Complex Valued Gated Auto-encoder for Video Frame Prediction
This work addresses video prediction for computer graphics applications, but it is incremental as it builds on existing gated auto-encoders by incorporating complex values and convolutions.
The paper tackles video frame prediction by using a complex-valued gated auto-encoder, motivated by the Fourier transform for translational operations, and shows that it improves performance and parameter efficiency compared to real-valued versions, with enhancements from convolutional units.

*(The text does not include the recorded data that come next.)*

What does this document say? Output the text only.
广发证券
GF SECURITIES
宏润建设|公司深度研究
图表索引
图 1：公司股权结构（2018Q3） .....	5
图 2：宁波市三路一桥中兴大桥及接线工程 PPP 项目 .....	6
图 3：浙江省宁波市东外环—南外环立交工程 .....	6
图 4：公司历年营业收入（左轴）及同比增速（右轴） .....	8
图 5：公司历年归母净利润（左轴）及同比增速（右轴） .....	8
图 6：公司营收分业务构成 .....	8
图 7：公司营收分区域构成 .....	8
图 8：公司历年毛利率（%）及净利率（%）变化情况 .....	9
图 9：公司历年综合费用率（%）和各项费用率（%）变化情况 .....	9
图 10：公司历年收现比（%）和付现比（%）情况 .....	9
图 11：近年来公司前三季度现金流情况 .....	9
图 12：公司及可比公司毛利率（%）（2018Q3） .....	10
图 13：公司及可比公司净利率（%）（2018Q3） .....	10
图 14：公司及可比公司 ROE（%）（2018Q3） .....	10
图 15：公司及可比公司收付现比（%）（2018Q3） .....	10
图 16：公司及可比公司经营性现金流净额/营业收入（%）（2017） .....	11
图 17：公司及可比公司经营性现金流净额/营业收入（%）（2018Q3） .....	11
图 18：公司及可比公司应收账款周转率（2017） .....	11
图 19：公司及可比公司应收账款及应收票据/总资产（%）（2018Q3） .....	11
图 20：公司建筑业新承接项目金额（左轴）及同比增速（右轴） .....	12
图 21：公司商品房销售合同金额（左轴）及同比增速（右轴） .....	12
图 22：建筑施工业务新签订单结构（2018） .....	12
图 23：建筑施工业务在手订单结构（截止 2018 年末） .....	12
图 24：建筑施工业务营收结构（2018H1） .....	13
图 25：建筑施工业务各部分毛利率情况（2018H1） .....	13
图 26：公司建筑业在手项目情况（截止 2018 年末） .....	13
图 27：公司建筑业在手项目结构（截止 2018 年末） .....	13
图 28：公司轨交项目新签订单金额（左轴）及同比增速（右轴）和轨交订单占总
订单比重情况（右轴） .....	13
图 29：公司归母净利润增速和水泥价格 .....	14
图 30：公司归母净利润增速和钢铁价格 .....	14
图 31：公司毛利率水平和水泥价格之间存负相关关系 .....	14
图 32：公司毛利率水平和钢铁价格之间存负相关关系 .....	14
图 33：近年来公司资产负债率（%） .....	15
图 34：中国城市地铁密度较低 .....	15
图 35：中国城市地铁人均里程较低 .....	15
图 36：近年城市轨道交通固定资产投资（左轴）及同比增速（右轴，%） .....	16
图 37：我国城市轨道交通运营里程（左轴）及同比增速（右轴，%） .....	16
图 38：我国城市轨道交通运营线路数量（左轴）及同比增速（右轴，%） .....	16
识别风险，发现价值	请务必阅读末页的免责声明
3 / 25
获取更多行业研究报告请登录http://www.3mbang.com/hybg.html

In recent years, complex valued artificial neural networks have gained increasing interest as they allow neural networks to learn richer representations while potentially incorporating less parameters. Especially in the domain of computer graphics, many traditional operations rely heavily on computations in the complex domain, thus complex valued neural networks apply naturally. In this paper, we perform frame predictions in video sequences using a complex valued gated auto-encoder. First, our method is motivated showing how the Fourier transform can be seen as the basis for translational operations. Then, we present how a complex neural network can learn such transformations and compare its performance and parameter efficiency to a real-valued gated autoencoder. Furthermore, we show how extending both - the real and the complex valued - neural networks by using convolutional units can significantly improve prediction performance and parameter efficiency. The networks are assessed on a moving noise and a bouncing ball dataset.